Şebinkarahisar / Ankara

ARANIR ZARAFET. BULUNUR MARİFET.

ARANIR ZARAFET. BULUNUR MARİFET.

İşinin ehlidir. İşi zenaatından bellidir. Görünüşe değil, icraata ganidir.
İkna olmaz bilmeyen cahil. Ne varsa fikrinde dahil. Olur herşeye de müdahil.
Bilip bilmedik yerde soru sorulmaz. Bilirim deyip, bildiğiyle yanıltmaz. Doğru söz yalnış söylense o’da anlaşılmaz.
Bilirim derde bilmezsen. Yalan söyler anlamazsan. Her söze kanarsan.
Bakmazlar gözünün yaşına. Önünde duran kara kışına. En iyisimi bak sen kendi işine.
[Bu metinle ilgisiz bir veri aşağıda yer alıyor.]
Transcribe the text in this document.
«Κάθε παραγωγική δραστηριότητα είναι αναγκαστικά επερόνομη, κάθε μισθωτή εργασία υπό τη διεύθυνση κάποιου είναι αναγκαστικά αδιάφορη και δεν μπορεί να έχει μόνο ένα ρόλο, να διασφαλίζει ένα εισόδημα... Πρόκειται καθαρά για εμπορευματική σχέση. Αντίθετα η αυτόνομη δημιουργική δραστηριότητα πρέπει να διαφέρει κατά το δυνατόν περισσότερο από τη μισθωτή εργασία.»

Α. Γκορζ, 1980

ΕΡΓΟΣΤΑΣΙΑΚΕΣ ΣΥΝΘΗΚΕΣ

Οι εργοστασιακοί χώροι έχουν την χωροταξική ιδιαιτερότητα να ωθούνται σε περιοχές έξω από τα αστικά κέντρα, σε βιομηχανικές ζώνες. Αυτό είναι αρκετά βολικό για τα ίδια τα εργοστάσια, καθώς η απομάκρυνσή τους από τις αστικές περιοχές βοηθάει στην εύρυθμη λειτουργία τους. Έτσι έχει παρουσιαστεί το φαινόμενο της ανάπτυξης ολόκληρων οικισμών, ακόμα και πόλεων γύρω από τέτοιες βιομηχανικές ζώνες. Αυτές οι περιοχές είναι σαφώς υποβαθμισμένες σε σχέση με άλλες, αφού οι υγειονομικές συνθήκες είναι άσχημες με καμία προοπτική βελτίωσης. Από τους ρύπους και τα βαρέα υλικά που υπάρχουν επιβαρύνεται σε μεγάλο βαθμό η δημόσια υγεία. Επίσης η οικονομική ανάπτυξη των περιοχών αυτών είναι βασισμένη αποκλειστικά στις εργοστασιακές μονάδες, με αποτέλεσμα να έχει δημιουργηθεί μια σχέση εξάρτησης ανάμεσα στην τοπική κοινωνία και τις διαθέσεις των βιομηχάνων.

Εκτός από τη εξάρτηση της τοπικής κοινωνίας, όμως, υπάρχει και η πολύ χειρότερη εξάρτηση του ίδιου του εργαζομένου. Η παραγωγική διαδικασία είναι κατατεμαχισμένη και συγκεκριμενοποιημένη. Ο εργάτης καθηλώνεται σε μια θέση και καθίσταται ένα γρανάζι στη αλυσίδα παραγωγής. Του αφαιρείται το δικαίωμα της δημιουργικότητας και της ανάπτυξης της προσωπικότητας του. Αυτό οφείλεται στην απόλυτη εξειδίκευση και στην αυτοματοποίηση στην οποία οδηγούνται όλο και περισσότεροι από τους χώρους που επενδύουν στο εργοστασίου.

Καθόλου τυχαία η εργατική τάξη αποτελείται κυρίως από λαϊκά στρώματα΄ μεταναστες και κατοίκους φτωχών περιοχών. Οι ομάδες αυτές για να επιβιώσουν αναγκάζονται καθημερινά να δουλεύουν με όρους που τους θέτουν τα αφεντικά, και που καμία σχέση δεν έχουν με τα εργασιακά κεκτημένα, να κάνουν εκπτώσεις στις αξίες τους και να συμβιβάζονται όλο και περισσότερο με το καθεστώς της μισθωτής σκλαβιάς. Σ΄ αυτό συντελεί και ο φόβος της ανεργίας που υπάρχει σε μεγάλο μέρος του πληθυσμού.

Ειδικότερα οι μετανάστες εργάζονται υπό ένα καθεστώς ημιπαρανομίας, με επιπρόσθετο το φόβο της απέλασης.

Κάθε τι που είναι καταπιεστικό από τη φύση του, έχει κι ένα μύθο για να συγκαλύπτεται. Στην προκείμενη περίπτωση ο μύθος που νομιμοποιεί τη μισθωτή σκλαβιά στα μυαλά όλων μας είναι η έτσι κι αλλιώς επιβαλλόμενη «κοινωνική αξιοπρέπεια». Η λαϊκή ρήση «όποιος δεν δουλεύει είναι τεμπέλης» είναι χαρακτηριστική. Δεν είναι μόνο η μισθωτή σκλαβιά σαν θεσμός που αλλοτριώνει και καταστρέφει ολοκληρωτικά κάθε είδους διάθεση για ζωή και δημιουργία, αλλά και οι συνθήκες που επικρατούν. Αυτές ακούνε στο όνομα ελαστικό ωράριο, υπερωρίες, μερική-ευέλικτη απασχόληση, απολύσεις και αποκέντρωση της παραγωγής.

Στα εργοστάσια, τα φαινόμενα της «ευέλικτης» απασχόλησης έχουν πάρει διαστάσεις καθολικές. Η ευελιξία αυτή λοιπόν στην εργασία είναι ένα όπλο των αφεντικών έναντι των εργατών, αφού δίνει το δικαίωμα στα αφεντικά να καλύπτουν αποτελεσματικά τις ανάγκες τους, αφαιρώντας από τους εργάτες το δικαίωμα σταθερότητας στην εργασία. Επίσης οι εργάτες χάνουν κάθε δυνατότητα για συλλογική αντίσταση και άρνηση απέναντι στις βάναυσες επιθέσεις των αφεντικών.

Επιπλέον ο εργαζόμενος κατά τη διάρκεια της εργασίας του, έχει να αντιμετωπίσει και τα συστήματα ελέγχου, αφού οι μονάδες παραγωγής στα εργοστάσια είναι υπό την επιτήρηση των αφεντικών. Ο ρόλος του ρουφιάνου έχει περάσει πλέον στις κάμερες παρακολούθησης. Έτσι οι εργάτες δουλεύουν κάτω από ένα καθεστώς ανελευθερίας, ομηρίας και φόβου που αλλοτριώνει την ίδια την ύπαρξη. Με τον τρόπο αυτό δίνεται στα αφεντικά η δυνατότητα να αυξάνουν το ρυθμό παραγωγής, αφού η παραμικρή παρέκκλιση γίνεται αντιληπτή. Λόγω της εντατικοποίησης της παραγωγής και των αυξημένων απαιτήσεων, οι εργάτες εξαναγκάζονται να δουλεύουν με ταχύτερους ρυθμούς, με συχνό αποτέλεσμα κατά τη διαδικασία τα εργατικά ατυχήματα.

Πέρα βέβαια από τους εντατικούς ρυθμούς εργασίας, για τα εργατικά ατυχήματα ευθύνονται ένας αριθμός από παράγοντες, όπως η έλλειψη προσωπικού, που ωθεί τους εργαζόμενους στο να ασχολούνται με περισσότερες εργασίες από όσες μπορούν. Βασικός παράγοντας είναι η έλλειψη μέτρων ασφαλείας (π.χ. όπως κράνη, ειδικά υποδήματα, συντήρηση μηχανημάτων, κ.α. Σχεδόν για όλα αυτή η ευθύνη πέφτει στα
İşimiz düşer düştüğüne. Pişman eder sonra sorduğuna, soracağına.
En sonunda işler varır varacağına. Kimi doğru yoluna, kimi yanlışına.
Doğrular doğruları doğurur. Yanlışlar yanlışları karışlar. Başlar o zaman yarışlar.
Kim önde koşar kavuşur. Ortalık sonra birden karışır. Düşün şimdi küsler nasıl barışır.
Doğrular başını sallar. Yanlışlar ortalıkta sırıtırlar. Bulunmaz sonra düzeltecekler.
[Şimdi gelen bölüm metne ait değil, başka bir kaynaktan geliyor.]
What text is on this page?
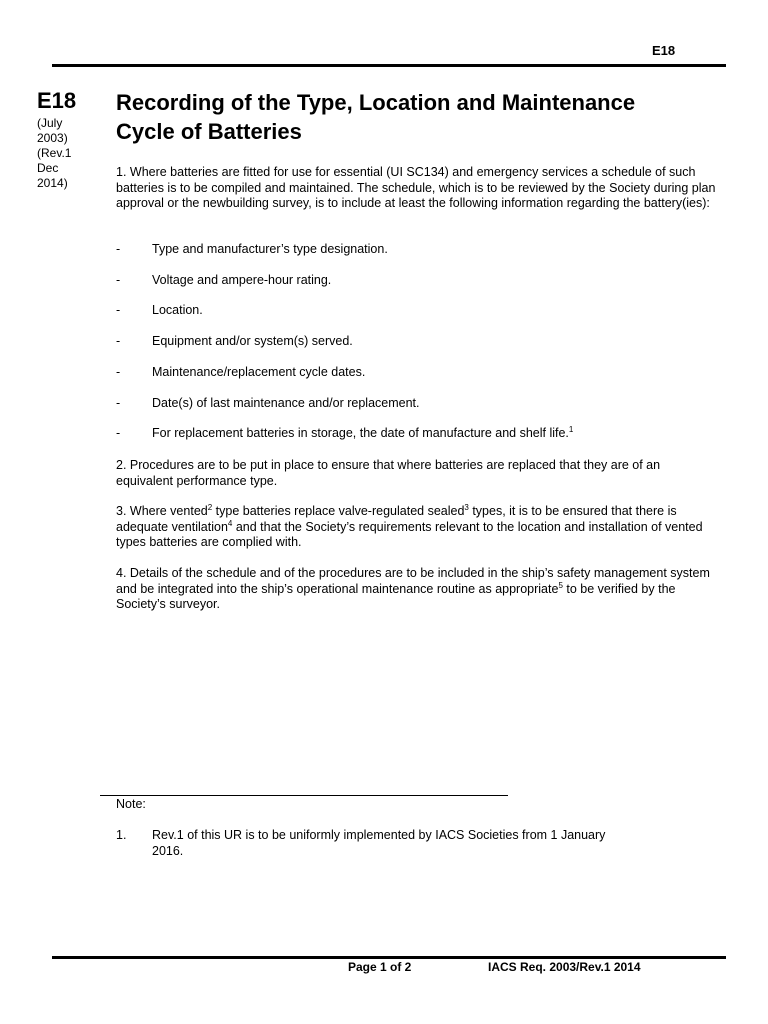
E18
E18
(July
2003)
(Rev.1
Dec
2014)
Recording of the Type, Location and Maintenance Cycle of Batteries

1. Where batteries are fitted for use for essential (UI SC134) and emergency services a schedule of such batteries is to be compiled and maintained. The schedule, which is to be reviewed by the Society during plan approval or the newbuilding survey, is to include at least the following information regarding the battery(ies):

-	Type and manufacturer’s type designation.
-	Voltage and ampere-hour rating.
-	Location.
-	Equipment and/or system(s) served.
-	Maintenance/replacement cycle dates.
-	Date(s) of last maintenance and/or replacement.
-	For replacement batteries in storage, the date of manufacture and shelf life.$^1$

2. Procedures are to be put in place to ensure that where batteries are replaced that they are of an equivalent performance type.

3. Where vented$^2$ type batteries replace valve-regulated sealed$^3$ types, it is to be ensured that there is adequate ventilation$^4$ and that the Society’s requirements relevant to the location and installation of vented types batteries are complied with.

4. Details of the schedule and of the procedures are to be included in the ship’s safety management system and be integrated into the ship’s operational maintenance routine as appropriate$^5$ to be verified by the Society’s surveyor.

Note:
1. Rev.1 of this UR is to be uniformly implemented by IACS Societies from 1 January 2016.
Page 1 of 2	IACS Req. 2003/Rev.1 2014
Ya medet derde sorarsan birine. Medet olamazsa ya derdine, kederine.
Marifet ararsın umduğunda. Dar başını birde kuma gömdüğünde. Anlam bulamazsın sorduğunda.
Bekleme boşuna karşıdan. Eli boş dönersin çarşıdan. Ne yaşından, ne başından. Herşey kumaşından.
Dikilen elbise dikiş tutacak. Süslediğin yerini bulacak. Yaz, kış işe yarayacak. Kim bulacak?
Her işin var bir başı. Belli olmalı yazı kışı. Bu günden yarına taşı. Olmalı insanın her zaman aklında başı.

Hoca Nasrettinin sesi duyulur. Ortalık yine uğultuya boğulur. Nedendir acep sorulur.?
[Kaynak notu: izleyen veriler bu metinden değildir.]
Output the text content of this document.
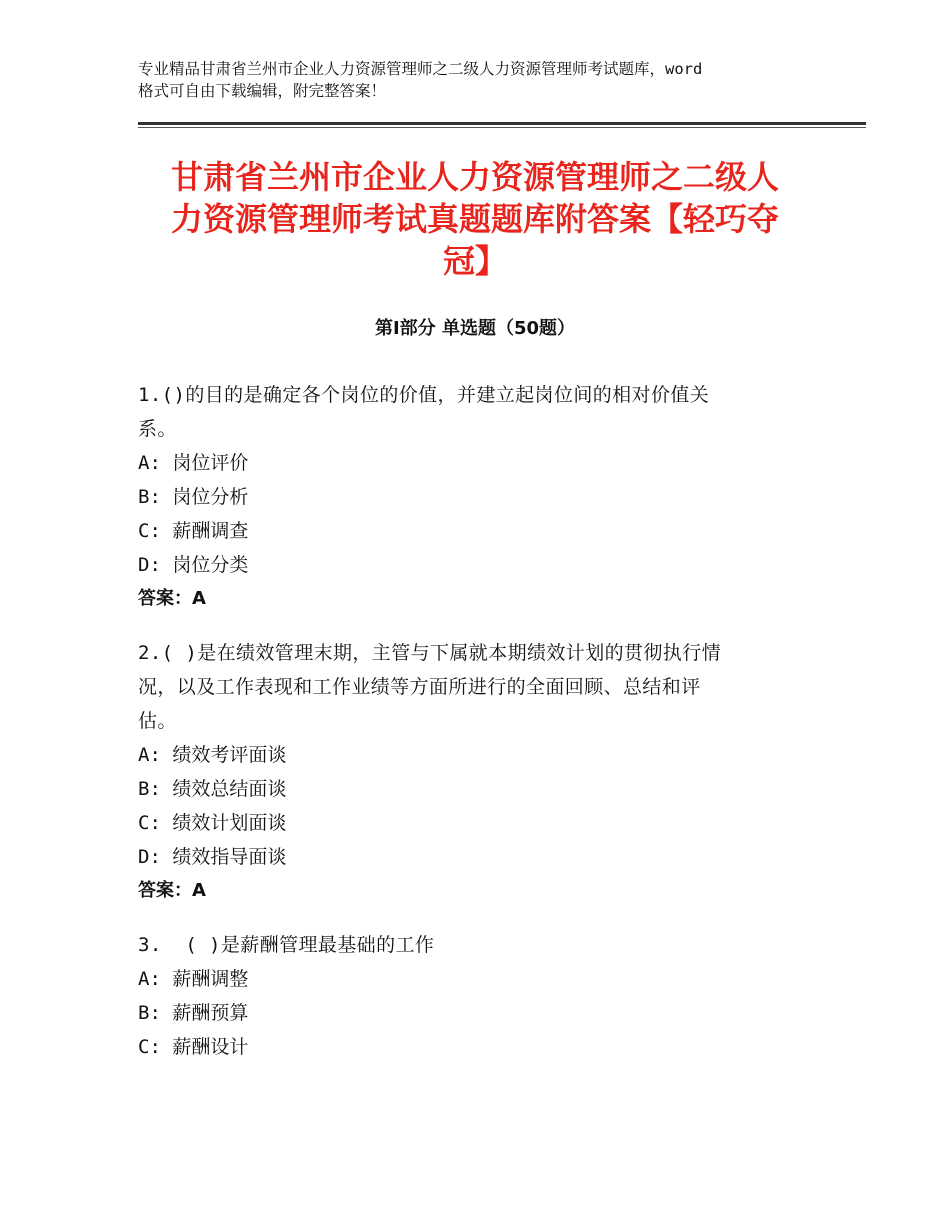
专业精品甘肃省兰州市企业人力资源管理师之二级人力资源管理师考试题库，word
格式可自由下载编辑，附完整答案！
甘肃省兰州市企业人力资源管理师之二级人
力资源管理师考试真题题库附答案【轻巧夺
冠】
第Ⅰ部分 单选题（50题）
1.()的目的是确定各个岗位的价值，并建立起岗位间的相对价值关
系。
A: 岗位评价
B: 岗位分析
C: 薪酬调查
D: 岗位分类
答案：A
2.( )是在绩效管理末期，主管与下属就本期绩效计划的贯彻执行情
况，以及工作表现和工作业绩等方面所进行的全面回顾、总结和评
估。
A: 绩效考评面谈
B: 绩效总结面谈
C: 绩效计划面谈
D: 绩效指导面谈
答案：A
3.  ( )是薪酬管理最基础的工作
A: 薪酬调整
B: 薪酬预算
C: 薪酬设计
Marifet Cübbe ve Kavukta ise Al Sen Oku

Nasreddin Hoca günün birinde cami avlusunda dostlarıyla sohbet ederken tanımadığı biradamla karşılaşır.
Adamın elinde de bir mektup vardır. Mektubu Hoca’ya uzattıktan sonra;
“Hocam, bu mektubu bir okuyuversene!” der.
Hoca, mektuba şöyle bir bakar, aşağısını yukarısını gözden geçirdikten sonra mektubun Farsça
olduğunu anlar ve adama;
“Oğlum ben bu mektubu okuyamadım, sen bunu başkasına okut.” der.
Adam bu cevap karşısında;
“Hocam, benim mektubumu niçin okumuyorsun?” diye ısrar edince;
“Evladım, ben Farsça bilmiyorum, onun için okuyamıyorum.” der.
Arsız adam öfkeyle Hoca’ya çıkışır:
“Hem üzerinde kavuğun, cübben olacak, hem de mektubu okuyamayacaksın, böyle
hocalık mı olur?”
Hoca bu sözlerin karşısında epeyce kızar, fakat konumu gereği sabrını da gösterir. Adam,
saçma sapan konuşmalarına devam edince, Nasreddin Hoca yerinden kalkar ve;
“Be adam, ne konuşup duruyorsun, eğer marifet cübbe ve sarıkta ise al sen oku.” deyip
üzerinden çıkardığı iki emaneti onun önüne koyar.

Anlayana sormalı anlamalı. Her gördüğün sakallıyı dedem sanmamalı.
Bileni vardır, bilmeyeni. Sap ile samanı çok iyi ayırt etmeli.
Kızmayalım, kızdırmayalım. ısrar edipte bıktırmayalım. Söylenene iyi kulak verelim.
Dışta değil asıl görünüş. Akılla fikirdedir iyi örtüş. İyiye yönelir o zaman gidiş.
Bu haftada bu kadar. Yazılacaklar sırasını bekler. Hayırlı günler.